Paying debt off or building savings is a question facing many people. Each situation is different, but in general I believe that people should save a cushion before paying off debt. How do you do it exactly?

Build a One Month Cash Reserve

It can be hard to dig up money to pay bills, much less build a reserve, but it’s possible. Building up an emergency fund helps you keep eliminating debt and have a safety net.

While building a buffer, start calling credit card, banks, and companies that you’re in debt to. Try to see if you can lower or eliminate some fees and rates such as:

  • Interest Rates
  • Annual Fees
  • Over the limit fee

If you can lower or eliminate some fees, even if it’s temporary, put the saved money into your emergency fund. A high yield savings account allows you to grow you money quicker than a typical savings account.

Have a garage sell either outside or sell through the internet. Unclutter your place and get some cash in your pockets to jumpstart your savings.

Consider Attacking Debt Starting with the Smallest Balance to Build Momentum

The purely financial choice would be to go and start with the highest interest.

  • There different methods to working debt, some people use a snowball approach, and other break it down to snowflakes. Use what method works for you. The best system is on that you can stick with.
  • Even when you’re paying your debt, have a portion of your paycheck transferred to a high interest savings account. Take 5-10% of what you pay for debt and automate deposits to build your emergency savings.
  • Just keep working at paying your debt month to month and once in awhile put a big amount down to knock the debt down.
  • Join No Credit Needed Network and keep track of your progress.
  • Find a group of family and friends that support you and your goals.

A Reader’s Experience with Eliminating Debt and Having Savings

Shela was kind enough to share her personal take on the matter:

I actually did everything backwards. I had about 9 months of savings in my emergency account, then I looked at my interest payments on debt and thought, gee, this is stupid. So I took over half of that money and immediately put it toward debt payment.

And here is the most important part: I made a PLAN to eliminate the remaining debt. I had not been making much progress until that point, even though I was making well above the minimum payments. So I set up an Excel spreadsheet to track my payments and balances, started using Quicken for my bank accounts, and gave myself a $100 weekly allowance for groceries, gas, and misc. items. I also set aside some of my “bonus money” (from overtime pay, expense checks, rebate checks, gifts) to cover irregular expenses like vet bills or insurance payments. Everything else goes into savings and debt repayment.

I transferred most of my remaining debt to a 0% for 12 months credit card and am making minimum payments while putting the extra debt repayments in my high-yield savings account to earn interest. Then I will pay off the card before the offer expires.

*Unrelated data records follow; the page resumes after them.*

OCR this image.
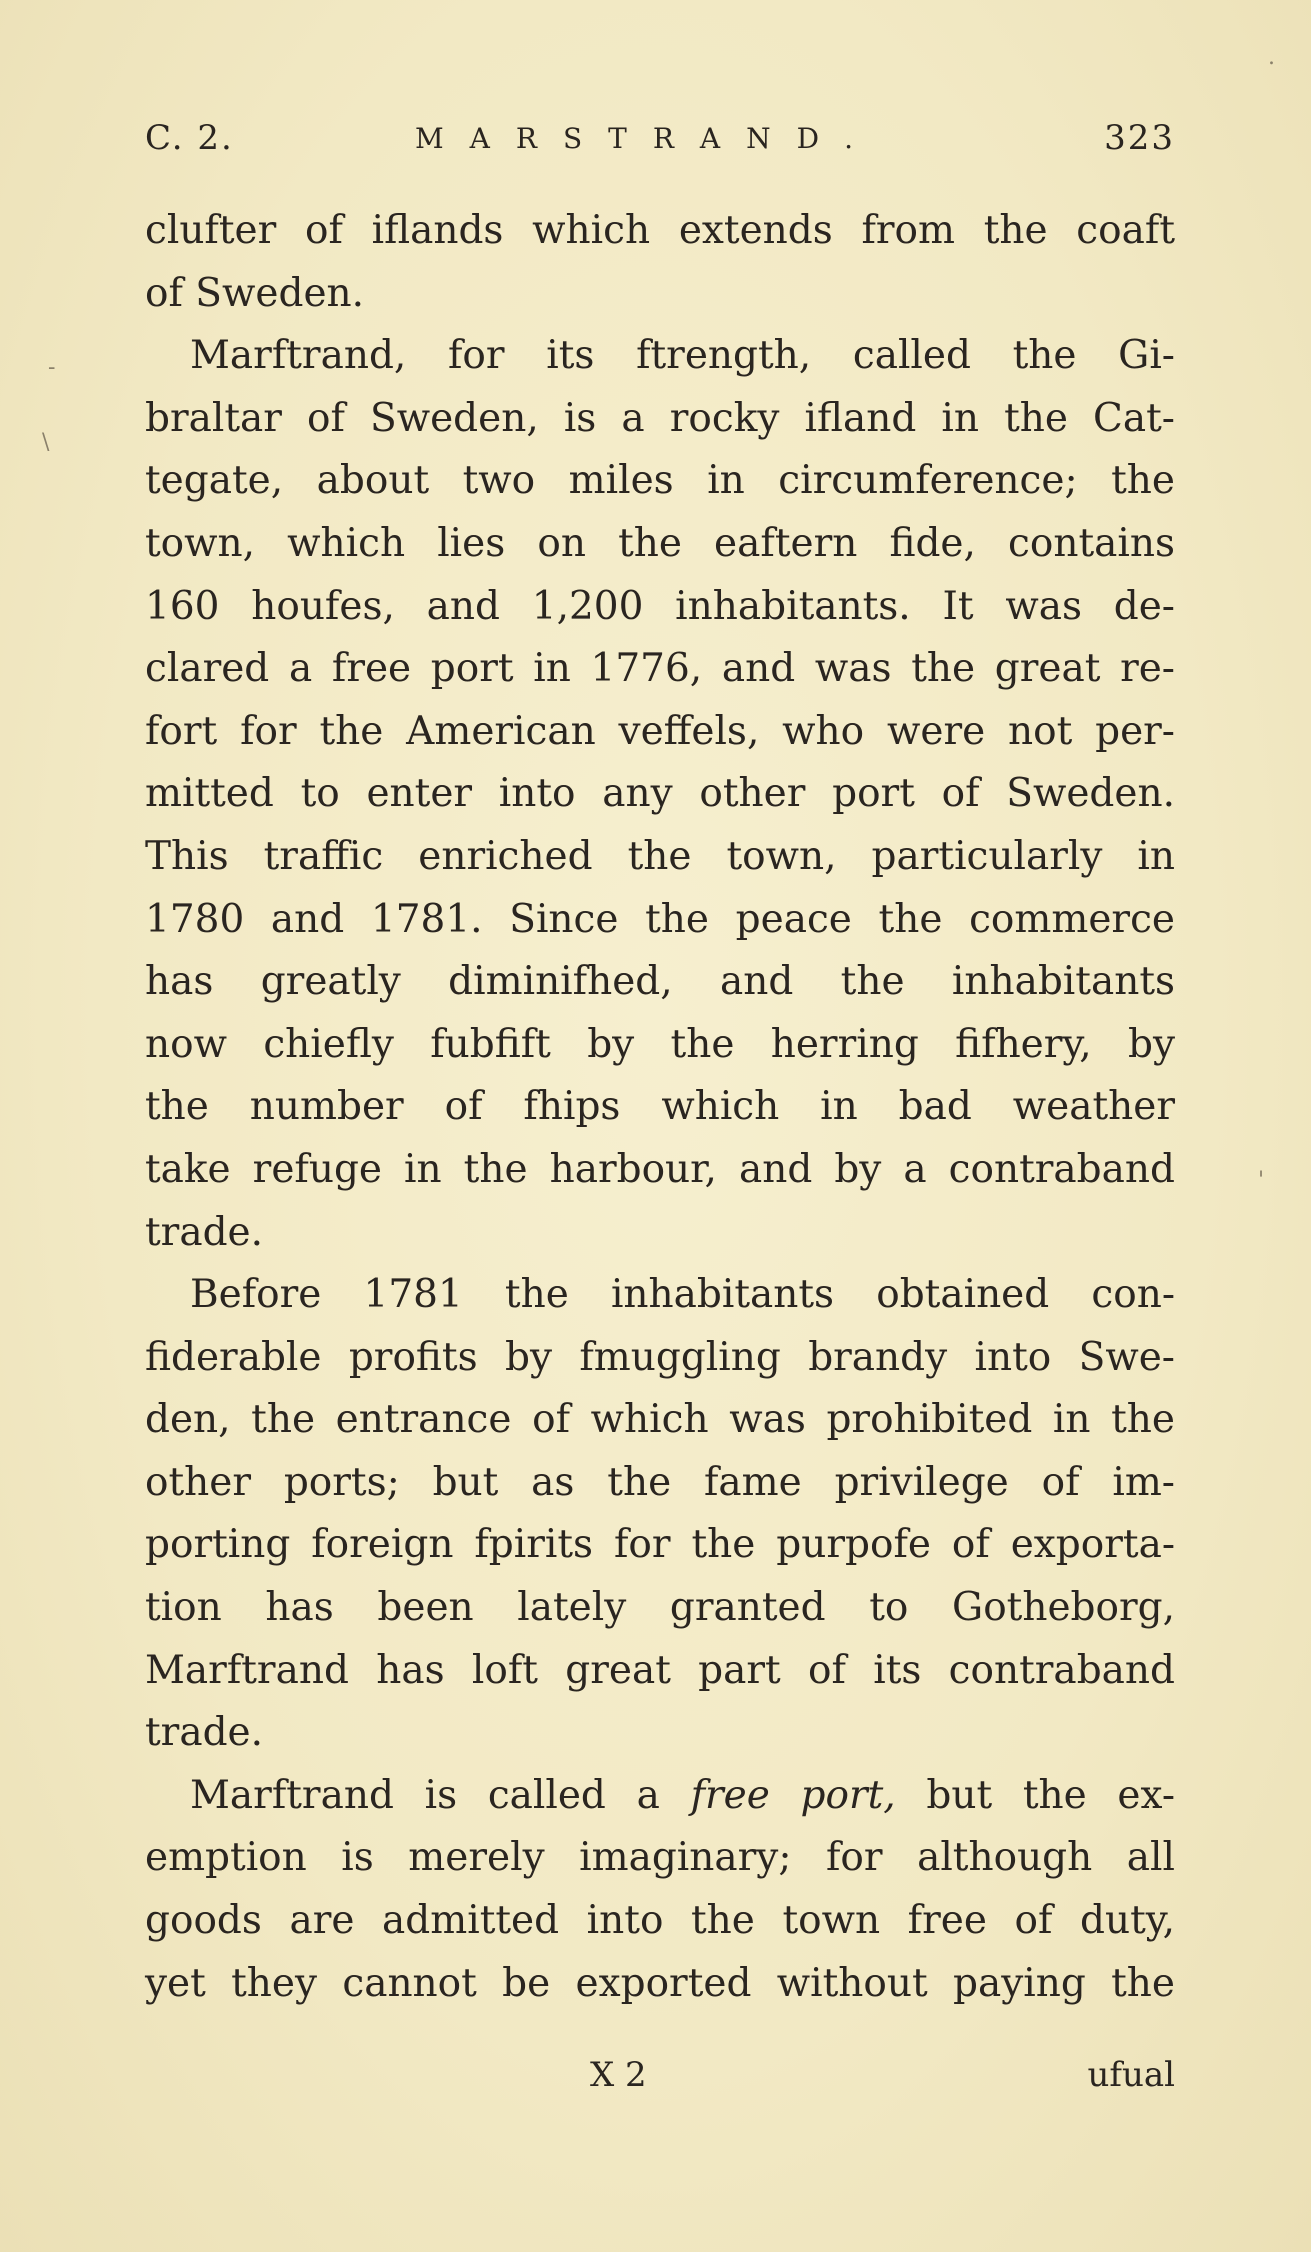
C. 2.	MARSTRAND.	323
clufter of iflands which extends from the coaft
of Sweden.
Marftrand, for its ftrength, called the Gi-
braltar of Sweden, is a rocky ifland in the Cat-
tegate, about two miles in circumference; the
town, which lies on the eaftern fide, contains
160 houfes, and 1,200 inhabitants. It was de-
clared a free port in 1776, and was the great re-
fort for the American veffels, who were not per-
mitted to enter into any other port of Sweden.
This traffic enriched the town, particularly in
1780 and 1781. Since the peace the commerce
has greatly diminifhed, and the inhabitants
now chiefly fubfift by the herring fifhery, by
the number of fhips which in bad weather
take refuge in the harbour, and by a contraband
trade.
Before 1781 the inhabitants obtained con-
fiderable profits by fmuggling brandy into Swe-
den, the entrance of which was prohibited in the
other ports; but as the fame privilege of im-
porting foreign fpirits for the purpofe of exporta-
tion has been lately granted to Gotheborg,
Marftrand has loft great part of its contraband
trade.
Marftrand is called a free port, but the ex-
emption is merely imaginary; for although all
goods are admitted into the town free of duty,
yet they cannot be exported without paying the
X 2	ufual
-
\
'
.
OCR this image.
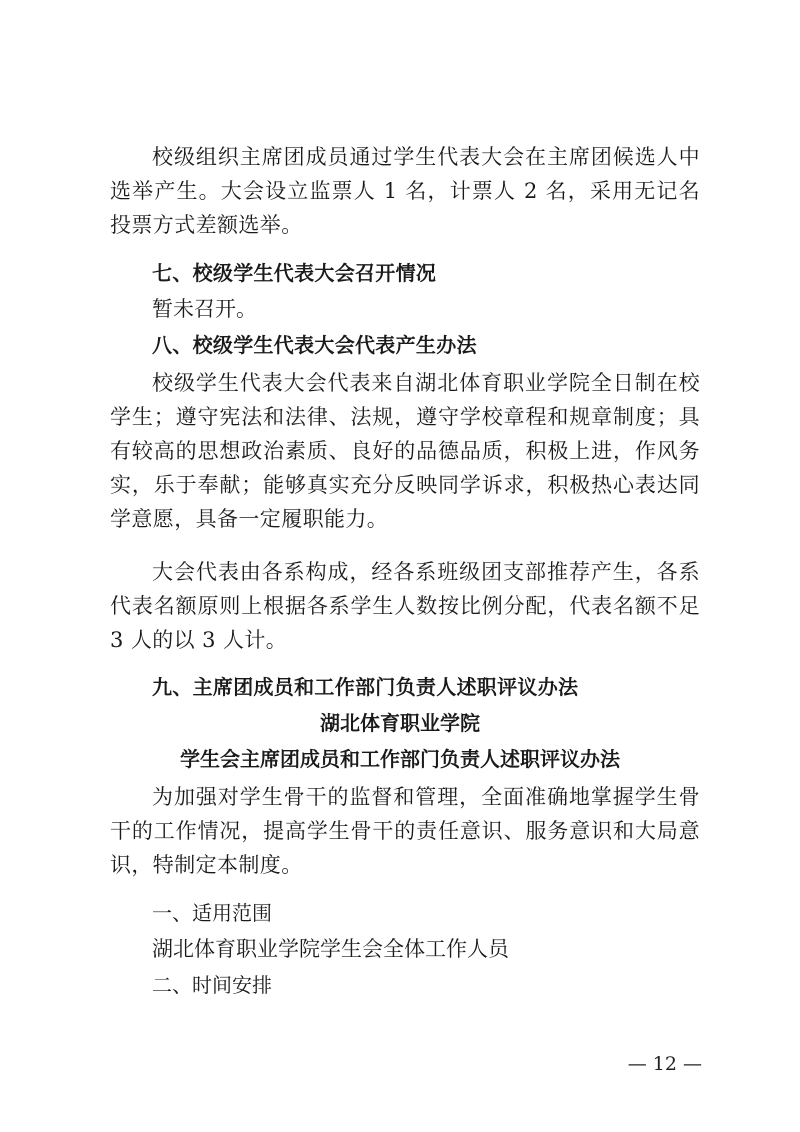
校级组织主席团成员通过学生代表大会在主席团候选人中选举产生。大会设立监票人 1 名，计票人 2 名，采用无记名投票方式差额选举。

七、校级学生代表大会召开情况

暂未召开。

八、校级学生代表大会代表产生办法

校级学生代表大会代表来自湖北体育职业学院全日制在校学生；遵守宪法和法律、法规，遵守学校章程和规章制度；具有较高的思想政治素质、良好的品德品质，积极上进，作风务实，乐于奉献；能够真实充分反映同学诉求，积极热心表达同学意愿，具备一定履职能力。

大会代表由各系构成，经各系班级团支部推荐产生，各系代表名额原则上根据各系学生人数按比例分配，代表名额不足 3 人的以 3 人计。

九、主席团成员和工作部门负责人述职评议办法

湖北体育职业学院

学生会主席团成员和工作部门负责人述职评议办法

为加强对学生骨干的监督和管理，全面准确地掌握学生骨干的工作情况，提高学生骨干的责任意识、服务意识和大局意识，特制定本制度。

一、适用范围

湖北体育职业学院学生会全体工作人员

二、时间安排

— 12 —
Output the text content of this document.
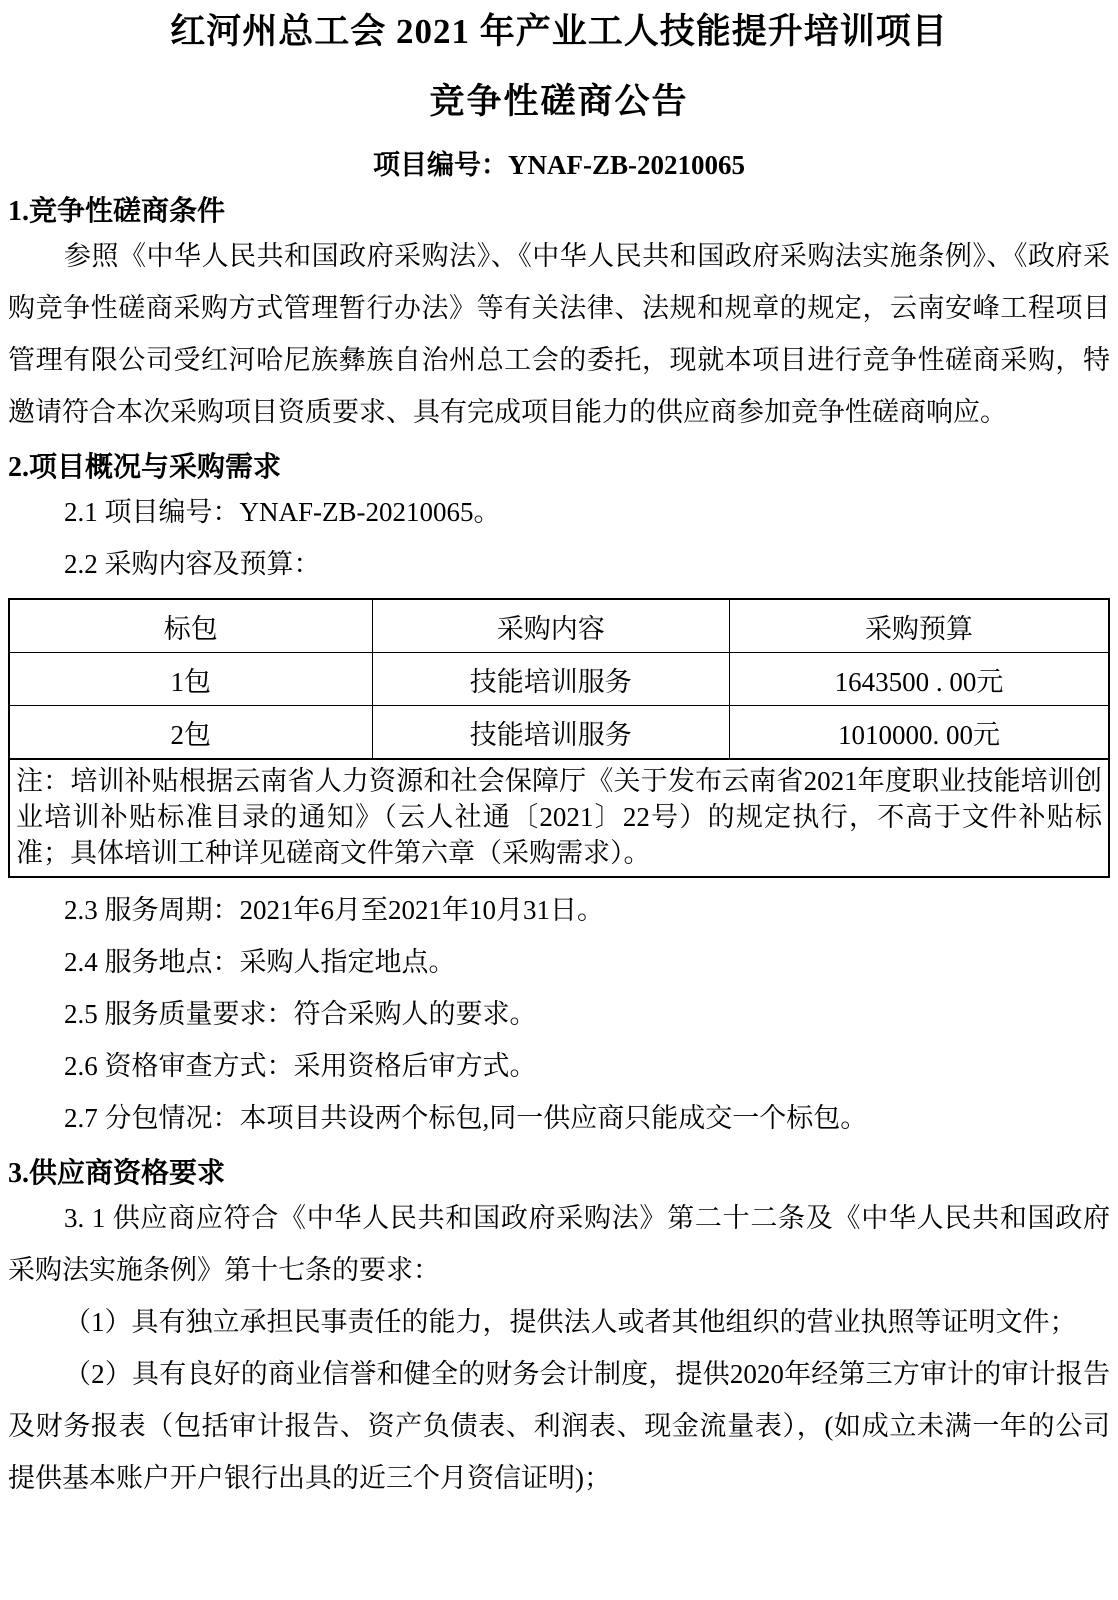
红河州总工会 2021 年产业工人技能提升培训项目
竞争性磋商公告
项目编号：YNAF-ZB-20210065
1.竞争性磋商条件

参照《中华人民共和国政府采购法》、《中华人民共和国政府采购法实施条例》、《政府采购竞争性磋商采购方式管理暂行办法》等有关法律、法规和规章的规定，云南安峰工程项目管理有限公司受红河哈尼族彝族自治州总工会的委托，现就本项目进行竞争性磋商采购，特邀请符合本次采购项目资质要求、具有完成项目能力的供应商参加竞争性磋商响应。

2.项目概况与采购需求

2.1 项目编号：YNAF-ZB-20210065。

2.2 采购内容及预算：

标包	采购内容	采购预算
1包	技能培训服务	1643500 . 00元
2包	技能培训服务	1010000. 00元
注：培训补贴根据云南省人力资源和社会保障厅《关于发布云南省2021年度职业技能培训创业培训补贴标准目录的通知》（云人社通〔2021〕22号）的规定执行，不高于文件补贴标准；具体培训工种详见磋商文件第六章（采购需求）。		

2.3 服务周期：2021年6月至2021年10月31日。

2.4 服务地点：采购人指定地点。

2.5 服务质量要求：符合采购人的要求。

2.6 资格审查方式：采用资格后审方式。

2.7 分包情况：本项目共设两个标包,同一供应商只能成交一个标包。

3.供应商资格要求

3. 1 供应商应符合《中华人民共和国政府采购法》第二十二条及《中华人民共和国政府采购法实施条例》第十七条的要求：

（1）具有独立承担民事责任的能力，提供法人或者其他组织的营业执照等证明文件；

（2）具有良好的商业信誉和健全的财务会计制度，提供2020年经第三方审计的审计报告及财务报表（包括审计报告、资产负债表、利润表、现金流量表），(如成立未满一年的公司提供基本账户开户银行出具的近三个月资信证明)；
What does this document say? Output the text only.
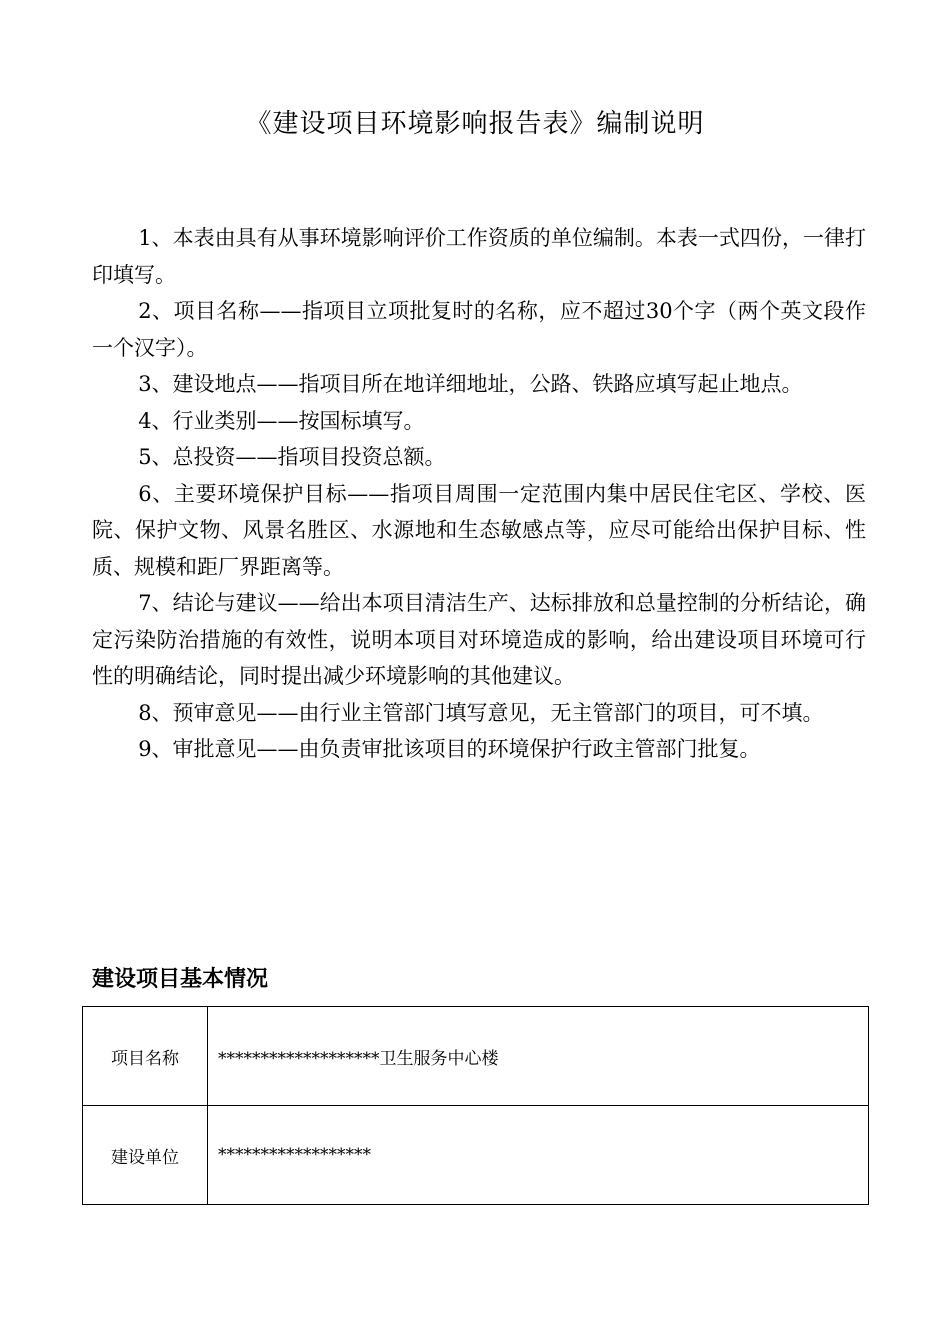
《建设项目环境影响报告表》编制说明

1、本表由具有从事环境影响评价工作资质的单位编制。本表一式四份，一律打印填写。

2、项目名称——指项目立项批复时的名称，应不超过30个字（两个英文段作一个汉字）。

3、建设地点——指项目所在地详细地址，公路、铁路应填写起止地点。

4、行业类别——按国标填写。

5、总投资——指项目投资总额。

6、主要环境保护目标——指项目周围一定范围内集中居民住宅区、学校、医院、保护文物、风景名胜区、水源地和生态敏感点等，应尽可能给出保护目标、性质、规模和距厂界距离等。

7、结论与建议——给出本项目清洁生产、达标排放和总量控制的分析结论，确定污染防治措施的有效性，说明本项目对环境造成的影响，给出建设项目环境可行性的明确结论，同时提出减少环境影响的其他建议。

8、预审意见——由行业主管部门填写意见，无主管部门的项目，可不填。

9、审批意见——由负责审批该项目的环境保护行政主管部门批复。

建设项目基本情况
项目名称	*******************卫生服务中心楼
建设单位	******************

If I can stick to this plan (and I have done so for 9 months now with no problems), I should be completely debt free in another 16 months. If I have additional bonus money, it will be sooner than that!

By having some savings, you can avoid or at least reduce the stress of an unexpected emergency. Paying down your debt can also help you in the long run. Remember, a good credit history can help as a higher credit score leads to lower interest rates.

What’s your take on it? Should you build savings or pay debt first?